- Fils du dernier Shah d’Iran, Reza Pahlavi était l’invité du 20H de TF1 ce lundi 16 février.
- Celui qui s’est imposé ces dernières semaines comme la principale figure de l’opposition en Iran a répondu aux questions de Gilles Bouleau.
Depuis que son pays a été secoué début janvier par un vaste mouvement de protestation réprimé dans le sang, Reza Pahlavi s’érige en meneur de la contestation contre le régime islamique. « Des millions d’Iraniens voient en moi la personne qui peut incarner ce rôle de transition »,
a estimé ce lundi sur TF1 le fils du dernier Shah, exilé aux États-Unis depuis la révolution de 1979 qui a renversé son père.

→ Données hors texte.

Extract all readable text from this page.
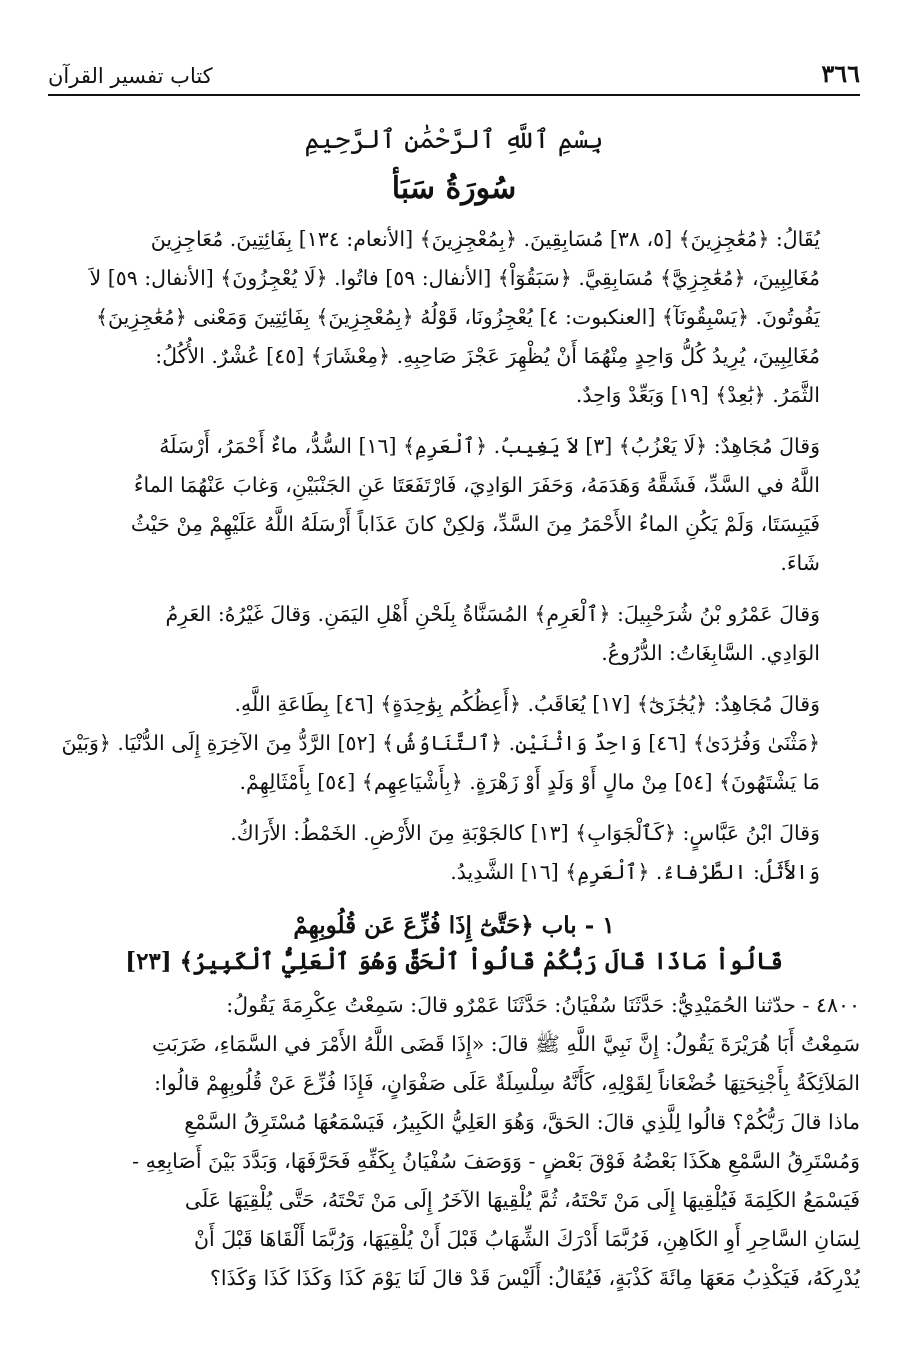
٣٦٦
كتاب تفسير القرآن
بِسْمِ ٱللَّهِ ٱلرَّحْمَٰنِ ٱلرَّحِيمِ
سُورَةُ سَبَأ

يُقَالُ: ﴿مُعَٰجِزِينَ﴾ [٥، ٣٨] مُسَابِقِينَ. ﴿بِمُعْجِزِينَ﴾ [الأنعام: ١٣٤] بِفَائِتِينَ. مُعَاجِزِينَ
مُغَالِبِينَ، ﴿مُعَٰجِزِيَّ﴾ مُسَابِقِيَّ. ﴿سَبَقُوٓاْ﴾ [الأنفال: ٥٩] فاتُوا. ﴿لَا يُعْجِزُونَ﴾ [الأنفال: ٥٩] لاَ
يَفُوتُونَ. ﴿يَسْبِقُونَآ﴾ [العنكبوت: ٤] يُعْجِزُونَا، قَوْلُهُ ﴿بِمُعْجِزِينَ﴾ بِفَائِتِينَ وَمَعْنى ﴿مُعَٰجِزِينَ﴾
مُغَالِبِينَ، يُرِيدُ كُلُّ وَاحِدٍ مِنْهُمَا أَنْ يُظْهِرَ عَجْزَ صَاحِبِهِ. ﴿مِعْشَارَ﴾ [٤٥] عُشْرٌ. الأُكُلُ:
الثَّمَرُ. ﴿بَٰعِدْ﴾ [١٩] وَبَعِّدْ وَاحِدٌ.

وَقالَ مُجَاهِدٌ: ﴿لَا يَعْزُبُ﴾ [٣] لاَ يَغِيبُ. ﴿ٱلْعَرِمِ﴾ [١٦] السُّدُّ، ماءٌ أَحْمَرُ، أَرْسَلَهُ
اللَّهُ في السَّدِّ، فَشَقَّهُ وَهَدَمَهُ، وَحَفَرَ الوَادِيَ، فَارْتَفَعَتَا عَنِ الجَنْبَيْنِ، وَغابَ عَنْهُمَا الماءُ
فَيَبِسَتَا، وَلَمْ يَكُنِ الماءُ الأَحْمَرُ مِنَ السَّدِّ، وَلكِنْ كانَ عَذَاباً أَرْسَلَهُ اللَّهُ عَلَيْهِمْ مِنْ حَيْثُ
شَاءَ.

وَقالَ عَمْرُو بْنُ شُرَحْبِيلَ: ﴿ٱلْعَرِمِ﴾ المُسَنَّاةُ بِلَحْنِ أَهْلِ اليَمَنِ. وَقالَ غَيْرُهُ: العَرِمُ
الوَادِي. السَّابِغَاتُ: الدُّرُوعُ.

وَقالَ مُجَاهِدٌ: ﴿يُجَٰزَىٰٓ﴾ [١٧] يُعَاقَبُ. ﴿أَعِظُكُم بِوَٰحِدَةٍ﴾ [٤٦] بِطَاعَةِ اللَّهِ.
﴿مَثْنَىٰ وَفُرَٰدَىٰ﴾ [٤٦] وَاحِدٌ وَاثْنَيْنِ. ﴿ٱلتَّنَاوُشُ﴾ [٥٢] الرَّدُّ مِنَ الآخِرَةِ إِلَى الدُّنْيَا. ﴿وَبَيْنَ
مَا يَشْتَهُونَ﴾ [٥٤] مِنْ مالٍ أَوْ وَلَدٍ أَوْ زَهْرَةٍ. ﴿بِأَشْيَاعِهِم﴾ [٥٤] بِأَمْثَالِهِمْ.

وَقالَ ابْنُ عَبَّاسٍ: ﴿كَٱلْجَوَابِ﴾ [١٣] كالجَوْبَةِ مِنَ الأَرْضِ. الخَمْطُ: الأَرَاكُ.
وَالأَثَلُ: الطَّرْفاءُ. ﴿ٱلْعَرِمِ﴾ [١٦] الشَّدِيدُ.

١ - باب ﴿حَتَّىٰٓ إِذَا فُزِّعَ عَن قُلُوبِهِمْ
قَالُواْ مَاذَا قَالَ رَبُّكُمْ قَالُواْ ٱلْحَقَّ وَهُوَ ٱلْعَلِيُّ ٱلْكَبِيرُ﴾ [٢٣]
٤٨٠٠ - حدّثنا الحُمَيْدِيُّ: حَدَّثَنَا سُفْيَانُ: حَدَّثَنَا عَمْرٌو قالَ: سَمِعْتُ عِكْرِمَةَ يَقُولُ:
سَمِعْتُ أَبَا هُرَيْرَةَ يَقُولُ: إِنَّ نَبِيَّ اللَّهِ ﷺ قالَ: «إِذَا قَضَى اللَّهُ الأَمْرَ في السَّمَاءِ، ضَرَبَتِ
المَلاَئِكَةُ بِأَجْنِحَتِهَا خُضْعَاناً لِقَوْلِهِ، كَأَنَّهُ سِلْسِلَةٌ عَلَى صَفْوَانٍ، فَإِذَا فُزِّعَ عَنْ قُلُوبِهِمْ قالُوا:
ماذا قالَ رَبُّكُمْ؟ قالُوا لِلَّذِي قالَ: الحَقَّ، وَهُوَ العَلِيُّ الكَبِيرُ، فَيَسْمَعُهَا مُسْتَرِقُ السَّمْعِ
وَمُسْتَرِقُ السَّمْعِ هكَذَا بَعْضُهُ فَوْقَ بَعْضٍ - وَوَصَفَ سُفْيَانُ بِكَفِّهِ فَحَرَّفَهَا، وَبَدَّدَ بَيْنَ أَصَابِعِهِ -
فَيَسْمَعُ الكَلِمَةَ فَيُلْقِيهَا إِلَى مَنْ تَحْتَهُ، ثُمَّ يُلْقِيهَا الآخَرُ إِلَى مَنْ تَحْتَهُ، حَتَّى يُلْقِيَهَا عَلَى
لِسَانِ السَّاحِرِ أَوِ الكَاهِنِ، فَرُبَّمَا أَدْرَكَ الشِّهَابُ قَبْلَ أَنْ يُلْقِيَهَا، وَرُبَّمَا أَلْقَاهَا قَبْلَ أَنْ
يُدْرِكَهُ، فَيَكْذِبُ مَعَهَا مِائَةَ كَذْبَةٍ، فَيُقَالُ: أَلَيْسَ قَدْ قالَ لَنَا يَوْمَ كَذَا وَكَذَا كَذَا وَكَذَا؟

« Depuis le temps où j’ai commencé, j’ai toujours voulu que les Iraniens et les Iraniennes puissent choisir, dans des élections libres, leur destin, ce que ce régime leur a toujours refusé »,
a-t-il expliqué face à Gilles Bouleau, estimant que « cette attente (l)e met en position assez unique de pouvoir fédérer l’opposition iranienne, quel que soit leur vote final ».
« C’est mon rôle à jouer pour que les Iraniens, de quelque bord politique qu’ils soient, puissent choisir leur futur par les urnes et les élections libres »,
a-t-il insisté évoquant « un mandat temporaire de transition. »
Interrogé sur le rétablissement de toutes les libertés publiques, dans le cas où il prendrait tout ou partie du pouvoir, Reza Pahlavi a répondu que la jeunesse actuelle connait sa position. « Ils la connaissent depuis 47 ans »,
a-t-il détaillé, insistant sur le fait qu’il ne ferait pas ce qu’a fait son père « parce qu’on ne parle pas d’un retour au passé, on parle vers le futur. »
Et de poursuivre : « Et je dois quand même dire qu’il y a eu bien sûr des excès, il y a eu des bavures (…) j’ai mes propres idées, j’ai mes propres propositions ».